Конец этому пришел летом 1936 года. Его немецкому издателю Антону Киппенбергу запретили публиковать его книги, однако Цвейг пока еще воздерживается переходить в какое-либо немецкоязычное эмигрантское издательство, в Querido или Allert de Lange, перебазировавшиеся в Ам-стердам. Он обратил свой взор к маленькому австрийскому издательству Герберта Райхнера, который, хотя и был евреем, успешно поставлял книги в нацистскую Германию, за что и получил от эмигрантов, в том числе и Йозефа Рота, презренное прозвище Schutzjude Гитлера[16] – еврея, готового к любому компромиссу, лишь бы продолжать вести дела с Германией. Но для Цвейга Райхнер оставался осколком Австрии, связующей нитью с его старой родиной. Сам он на родине практически не бывал. После того как в феврале 1934 года полиция провела обыск в его доме на горе Капуцинов, заподозрив в хранении оружия Республиканского шуцбунда[17], Австрия для него была потеряна. Этот обыск он счел не только надругательством над его книгами, его деятельностью, всецело посвященной ненасилию, – это было вторжение государства в его святая святых, в заповедное пространство его творчества.

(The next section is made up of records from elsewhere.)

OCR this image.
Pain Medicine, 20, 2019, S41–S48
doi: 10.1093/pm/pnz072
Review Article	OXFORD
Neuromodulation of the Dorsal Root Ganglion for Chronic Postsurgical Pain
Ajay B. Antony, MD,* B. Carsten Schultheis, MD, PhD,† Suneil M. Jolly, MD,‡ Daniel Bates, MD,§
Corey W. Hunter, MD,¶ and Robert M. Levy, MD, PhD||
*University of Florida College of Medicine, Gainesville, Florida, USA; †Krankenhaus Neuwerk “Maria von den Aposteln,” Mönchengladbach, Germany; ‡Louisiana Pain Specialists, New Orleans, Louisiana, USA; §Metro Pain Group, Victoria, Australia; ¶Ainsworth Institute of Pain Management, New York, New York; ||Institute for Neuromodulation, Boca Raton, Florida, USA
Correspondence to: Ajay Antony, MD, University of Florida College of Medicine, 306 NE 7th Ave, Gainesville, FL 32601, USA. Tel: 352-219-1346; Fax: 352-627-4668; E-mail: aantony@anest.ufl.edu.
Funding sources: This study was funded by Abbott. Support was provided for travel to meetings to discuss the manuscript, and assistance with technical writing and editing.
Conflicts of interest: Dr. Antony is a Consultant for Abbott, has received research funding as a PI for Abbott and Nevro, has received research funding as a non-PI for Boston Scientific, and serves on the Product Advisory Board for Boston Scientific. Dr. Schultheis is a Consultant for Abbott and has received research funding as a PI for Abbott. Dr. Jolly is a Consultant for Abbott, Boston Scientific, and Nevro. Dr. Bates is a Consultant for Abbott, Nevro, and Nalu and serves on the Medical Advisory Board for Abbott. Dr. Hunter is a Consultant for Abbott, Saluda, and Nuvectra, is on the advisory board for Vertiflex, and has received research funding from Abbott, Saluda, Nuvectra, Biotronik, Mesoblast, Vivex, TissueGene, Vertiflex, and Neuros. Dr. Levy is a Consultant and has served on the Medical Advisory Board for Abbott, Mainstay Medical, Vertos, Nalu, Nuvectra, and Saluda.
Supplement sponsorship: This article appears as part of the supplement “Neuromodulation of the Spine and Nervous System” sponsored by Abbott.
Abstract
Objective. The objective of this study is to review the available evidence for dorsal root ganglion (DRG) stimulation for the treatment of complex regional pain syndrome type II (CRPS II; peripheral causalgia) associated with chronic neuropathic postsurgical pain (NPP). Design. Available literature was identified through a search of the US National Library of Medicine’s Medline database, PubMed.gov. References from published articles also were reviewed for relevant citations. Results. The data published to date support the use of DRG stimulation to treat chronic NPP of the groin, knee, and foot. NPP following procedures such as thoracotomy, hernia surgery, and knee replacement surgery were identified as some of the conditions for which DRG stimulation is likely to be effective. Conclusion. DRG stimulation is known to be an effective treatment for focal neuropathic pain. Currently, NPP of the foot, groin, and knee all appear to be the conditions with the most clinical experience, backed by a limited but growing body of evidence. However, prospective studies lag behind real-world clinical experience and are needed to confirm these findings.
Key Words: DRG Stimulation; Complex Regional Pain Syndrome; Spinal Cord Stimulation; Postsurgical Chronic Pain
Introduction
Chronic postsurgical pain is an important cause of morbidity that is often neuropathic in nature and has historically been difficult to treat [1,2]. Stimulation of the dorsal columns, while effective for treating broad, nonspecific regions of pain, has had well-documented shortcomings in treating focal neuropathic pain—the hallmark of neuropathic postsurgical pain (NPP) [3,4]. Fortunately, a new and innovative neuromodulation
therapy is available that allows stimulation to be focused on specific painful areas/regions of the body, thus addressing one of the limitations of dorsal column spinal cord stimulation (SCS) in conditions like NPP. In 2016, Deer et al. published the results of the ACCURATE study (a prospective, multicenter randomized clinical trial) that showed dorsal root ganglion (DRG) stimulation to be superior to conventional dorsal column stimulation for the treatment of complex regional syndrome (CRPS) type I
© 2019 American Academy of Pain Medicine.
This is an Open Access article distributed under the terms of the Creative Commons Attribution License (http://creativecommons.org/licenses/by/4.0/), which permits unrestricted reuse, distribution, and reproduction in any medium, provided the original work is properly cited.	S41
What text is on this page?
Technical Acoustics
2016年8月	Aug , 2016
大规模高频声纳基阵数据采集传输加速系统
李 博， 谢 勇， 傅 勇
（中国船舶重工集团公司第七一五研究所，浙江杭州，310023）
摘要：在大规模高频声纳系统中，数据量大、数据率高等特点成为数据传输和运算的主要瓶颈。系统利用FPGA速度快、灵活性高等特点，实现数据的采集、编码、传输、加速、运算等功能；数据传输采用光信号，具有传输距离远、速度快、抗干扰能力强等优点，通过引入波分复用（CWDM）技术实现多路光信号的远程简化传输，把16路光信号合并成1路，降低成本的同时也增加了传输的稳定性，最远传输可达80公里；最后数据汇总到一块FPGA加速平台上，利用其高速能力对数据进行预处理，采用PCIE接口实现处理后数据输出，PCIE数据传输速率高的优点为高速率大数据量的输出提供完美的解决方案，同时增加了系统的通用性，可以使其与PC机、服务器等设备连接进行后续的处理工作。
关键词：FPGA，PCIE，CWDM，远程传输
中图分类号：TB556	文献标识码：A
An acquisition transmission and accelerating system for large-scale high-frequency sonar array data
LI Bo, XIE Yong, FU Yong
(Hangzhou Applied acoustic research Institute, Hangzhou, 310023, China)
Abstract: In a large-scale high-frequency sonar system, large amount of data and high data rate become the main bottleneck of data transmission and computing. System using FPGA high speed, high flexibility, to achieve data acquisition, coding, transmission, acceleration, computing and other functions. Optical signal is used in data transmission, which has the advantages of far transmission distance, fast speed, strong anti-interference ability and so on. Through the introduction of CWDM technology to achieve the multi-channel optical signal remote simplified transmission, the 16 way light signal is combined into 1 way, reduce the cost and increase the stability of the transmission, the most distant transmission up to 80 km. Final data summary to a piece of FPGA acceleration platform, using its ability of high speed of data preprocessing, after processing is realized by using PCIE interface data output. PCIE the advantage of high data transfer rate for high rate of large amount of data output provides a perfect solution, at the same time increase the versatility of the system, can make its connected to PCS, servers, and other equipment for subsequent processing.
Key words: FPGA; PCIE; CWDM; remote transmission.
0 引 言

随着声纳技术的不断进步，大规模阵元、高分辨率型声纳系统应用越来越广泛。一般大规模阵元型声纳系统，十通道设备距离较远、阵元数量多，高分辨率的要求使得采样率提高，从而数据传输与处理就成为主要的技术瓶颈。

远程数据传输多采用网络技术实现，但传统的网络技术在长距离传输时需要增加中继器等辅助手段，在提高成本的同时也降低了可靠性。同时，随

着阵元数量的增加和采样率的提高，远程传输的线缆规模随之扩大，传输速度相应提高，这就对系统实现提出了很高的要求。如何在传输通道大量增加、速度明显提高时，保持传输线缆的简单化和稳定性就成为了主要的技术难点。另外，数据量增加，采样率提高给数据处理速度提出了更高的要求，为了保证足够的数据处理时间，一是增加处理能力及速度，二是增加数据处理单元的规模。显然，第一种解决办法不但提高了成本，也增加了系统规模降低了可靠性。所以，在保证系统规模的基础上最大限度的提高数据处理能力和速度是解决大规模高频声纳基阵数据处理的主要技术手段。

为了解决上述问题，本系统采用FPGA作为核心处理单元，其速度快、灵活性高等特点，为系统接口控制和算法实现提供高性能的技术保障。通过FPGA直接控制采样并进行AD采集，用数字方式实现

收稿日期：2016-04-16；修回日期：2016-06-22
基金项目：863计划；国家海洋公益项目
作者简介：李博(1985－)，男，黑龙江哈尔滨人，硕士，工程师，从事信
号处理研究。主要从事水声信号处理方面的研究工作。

Теперь дом – не более чем груз воспоминаний, музей его былой жизни. Еще когда он жил в нем, над ним уже витало что-то вроде музейной ауры. Цвейг коллекционировал антикварные вещи, особенно старинные книги, рукописи, ноты. У него были автографы Бальзака и Мопассана, Ницше, Толстого, Достоевского, Гёте, Густава Малера, Моцарта и почти всех крупнейших современных писателей. У каждого из них он выпрашивал либо рукописный фрагмент, либо рассказ и таким образом приобрел оригиналы «Возвращения из Аида» Генриха Манна, сказки «Июль» Германа Гессе, пьесы «Крик жизни» Артура Шницлера, стихов Оскара Уайльда и Уолта Уитмена, Рихарда Демеля, Поля Клоделя и Гуго фон Гофмансталя, пьес Ведекинда и Гауптмана, «Песни любви и смерти корнета Кристофа Рильке» Райнера Марии Рильке, которая начинается так:
Скакать, скакать, скакать, сквозь день, сквозь ночь, сквозь день.
Скакать, скакать, скакать.
И отвага устала, и тоска велика. Никаких уже гор, и редко – деревья. И ничто не решится привстать. У заболоченных родников, в жажде теснятся чужие хибарки. Ни башни. И всегда одна и та же картина. Пары глаз для нее слишком много[18].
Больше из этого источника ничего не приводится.